I suspect that, because of chirality, at least half of all alien biochemistry will be indigestible to us; in fact I would expect the majority of biospheres will be largely inedible, no matter how much you cook the organisms concerned. Most compounds that don't kill us would be only useful as roughage, (unless some sort of genetic engineering is employed). Radical engineering might allow us to digest alien compounds directly, or engineered gut flora might do the job. Probably it would be a bit of both. By the time we encounter any alien proteins we will probably have relatively advanced biotechnology that would make this possible, or we may have passed entirely beyond the biological phase.
Thank you for this realistic comment!Originally Posted by SkepticJ
There are some creatures and plants on this planet you wouldn't want to eat.
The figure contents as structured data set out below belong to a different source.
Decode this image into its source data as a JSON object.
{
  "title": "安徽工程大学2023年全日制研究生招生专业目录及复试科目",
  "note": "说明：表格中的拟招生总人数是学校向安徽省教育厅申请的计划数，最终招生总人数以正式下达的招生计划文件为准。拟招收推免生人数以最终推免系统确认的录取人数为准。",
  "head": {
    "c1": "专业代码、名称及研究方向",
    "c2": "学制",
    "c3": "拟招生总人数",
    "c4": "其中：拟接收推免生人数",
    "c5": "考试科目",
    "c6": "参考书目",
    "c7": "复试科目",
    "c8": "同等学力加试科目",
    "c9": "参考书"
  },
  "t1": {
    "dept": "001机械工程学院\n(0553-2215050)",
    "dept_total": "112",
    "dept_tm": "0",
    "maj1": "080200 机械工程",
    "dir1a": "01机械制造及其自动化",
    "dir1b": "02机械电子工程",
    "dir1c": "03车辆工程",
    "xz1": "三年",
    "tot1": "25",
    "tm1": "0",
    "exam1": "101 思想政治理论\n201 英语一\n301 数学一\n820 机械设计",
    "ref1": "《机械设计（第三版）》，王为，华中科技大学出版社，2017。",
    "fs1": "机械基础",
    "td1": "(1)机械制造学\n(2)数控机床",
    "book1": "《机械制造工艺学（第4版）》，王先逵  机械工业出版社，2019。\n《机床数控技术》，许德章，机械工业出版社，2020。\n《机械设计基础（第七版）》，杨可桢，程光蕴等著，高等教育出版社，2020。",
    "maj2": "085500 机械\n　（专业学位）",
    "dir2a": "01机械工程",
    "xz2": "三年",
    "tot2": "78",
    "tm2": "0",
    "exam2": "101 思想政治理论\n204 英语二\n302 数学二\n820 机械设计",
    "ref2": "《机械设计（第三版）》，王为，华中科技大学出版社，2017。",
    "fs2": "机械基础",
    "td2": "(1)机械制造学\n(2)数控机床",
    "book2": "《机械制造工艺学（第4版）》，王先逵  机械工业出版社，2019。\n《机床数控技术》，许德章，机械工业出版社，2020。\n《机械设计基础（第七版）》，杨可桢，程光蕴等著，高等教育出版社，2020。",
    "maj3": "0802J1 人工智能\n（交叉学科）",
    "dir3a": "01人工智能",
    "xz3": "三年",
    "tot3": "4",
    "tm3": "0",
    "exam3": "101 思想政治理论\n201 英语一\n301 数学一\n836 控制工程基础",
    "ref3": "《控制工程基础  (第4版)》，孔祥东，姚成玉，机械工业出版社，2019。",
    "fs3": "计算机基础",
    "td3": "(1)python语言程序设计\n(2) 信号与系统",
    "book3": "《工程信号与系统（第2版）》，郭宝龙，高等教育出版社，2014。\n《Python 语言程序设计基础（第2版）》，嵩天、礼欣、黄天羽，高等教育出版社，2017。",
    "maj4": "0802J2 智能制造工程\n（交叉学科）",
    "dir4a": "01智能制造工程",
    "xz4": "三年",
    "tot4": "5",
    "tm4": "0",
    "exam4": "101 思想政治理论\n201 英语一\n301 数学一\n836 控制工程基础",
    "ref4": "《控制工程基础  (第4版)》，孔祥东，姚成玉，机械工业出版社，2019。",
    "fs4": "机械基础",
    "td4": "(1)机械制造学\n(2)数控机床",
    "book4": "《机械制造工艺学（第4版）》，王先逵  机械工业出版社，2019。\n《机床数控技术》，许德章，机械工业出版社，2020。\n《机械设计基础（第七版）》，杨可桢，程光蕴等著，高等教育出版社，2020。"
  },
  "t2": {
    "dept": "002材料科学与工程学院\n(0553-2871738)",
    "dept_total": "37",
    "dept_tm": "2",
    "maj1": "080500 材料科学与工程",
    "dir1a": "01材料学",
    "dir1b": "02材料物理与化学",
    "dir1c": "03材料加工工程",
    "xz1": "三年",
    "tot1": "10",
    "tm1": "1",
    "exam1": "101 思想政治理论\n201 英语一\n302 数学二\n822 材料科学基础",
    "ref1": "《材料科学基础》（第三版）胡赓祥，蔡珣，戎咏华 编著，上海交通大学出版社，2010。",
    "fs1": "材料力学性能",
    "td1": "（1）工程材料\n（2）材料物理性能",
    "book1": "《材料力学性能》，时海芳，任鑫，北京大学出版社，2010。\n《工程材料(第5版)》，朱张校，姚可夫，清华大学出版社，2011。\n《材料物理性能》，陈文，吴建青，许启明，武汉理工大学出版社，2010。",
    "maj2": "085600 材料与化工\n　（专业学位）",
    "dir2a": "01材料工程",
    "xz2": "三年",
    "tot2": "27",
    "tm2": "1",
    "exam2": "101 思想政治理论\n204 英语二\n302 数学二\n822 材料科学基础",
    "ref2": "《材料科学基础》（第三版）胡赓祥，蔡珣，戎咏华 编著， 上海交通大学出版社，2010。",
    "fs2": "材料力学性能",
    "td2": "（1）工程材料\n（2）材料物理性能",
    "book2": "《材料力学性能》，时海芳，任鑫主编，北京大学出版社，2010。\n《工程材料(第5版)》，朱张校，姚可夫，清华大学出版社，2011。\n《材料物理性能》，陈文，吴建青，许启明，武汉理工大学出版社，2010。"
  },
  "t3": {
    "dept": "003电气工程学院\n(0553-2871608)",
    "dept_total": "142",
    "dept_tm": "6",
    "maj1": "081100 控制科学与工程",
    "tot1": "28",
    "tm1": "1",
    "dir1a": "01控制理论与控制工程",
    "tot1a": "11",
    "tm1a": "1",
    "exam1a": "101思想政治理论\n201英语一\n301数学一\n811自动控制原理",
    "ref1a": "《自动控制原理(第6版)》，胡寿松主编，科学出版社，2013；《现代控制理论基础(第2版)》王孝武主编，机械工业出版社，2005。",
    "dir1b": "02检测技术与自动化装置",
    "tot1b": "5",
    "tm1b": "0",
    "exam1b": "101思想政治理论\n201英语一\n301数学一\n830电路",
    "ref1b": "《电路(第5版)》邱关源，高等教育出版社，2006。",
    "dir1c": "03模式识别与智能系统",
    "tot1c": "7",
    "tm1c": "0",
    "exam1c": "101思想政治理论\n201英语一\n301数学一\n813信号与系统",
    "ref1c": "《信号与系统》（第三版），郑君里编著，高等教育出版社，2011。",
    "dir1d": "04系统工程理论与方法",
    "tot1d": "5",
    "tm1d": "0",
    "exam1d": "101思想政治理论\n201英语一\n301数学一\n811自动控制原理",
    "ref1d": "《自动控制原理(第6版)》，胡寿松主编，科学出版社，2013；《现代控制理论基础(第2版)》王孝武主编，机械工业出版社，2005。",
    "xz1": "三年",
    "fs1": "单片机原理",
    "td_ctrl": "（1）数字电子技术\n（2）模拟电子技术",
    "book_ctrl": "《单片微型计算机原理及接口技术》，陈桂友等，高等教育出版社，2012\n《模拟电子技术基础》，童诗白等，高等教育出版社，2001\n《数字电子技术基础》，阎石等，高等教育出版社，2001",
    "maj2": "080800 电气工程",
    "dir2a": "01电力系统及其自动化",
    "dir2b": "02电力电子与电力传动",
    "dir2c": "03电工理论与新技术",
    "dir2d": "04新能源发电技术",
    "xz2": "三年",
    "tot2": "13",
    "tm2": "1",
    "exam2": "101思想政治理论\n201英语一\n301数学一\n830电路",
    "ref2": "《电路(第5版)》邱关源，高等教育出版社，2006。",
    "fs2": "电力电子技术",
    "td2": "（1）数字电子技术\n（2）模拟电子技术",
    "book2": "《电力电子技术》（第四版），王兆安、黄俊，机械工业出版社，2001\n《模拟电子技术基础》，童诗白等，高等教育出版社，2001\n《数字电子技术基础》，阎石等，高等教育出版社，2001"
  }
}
Some are poisonous. And it may turn out that some sweet looking fruit hanging from an alien tree might want to eat you back! Ouch!
Of course, alien fruit will have strategies to be eaten by the right thing, like capsicum in hot peppers, but want to be eaten all the same.
Also they are much, much more efficient at turning sunlight into chemical energy, I doubt anything we would call a plant would be that kind of a threat.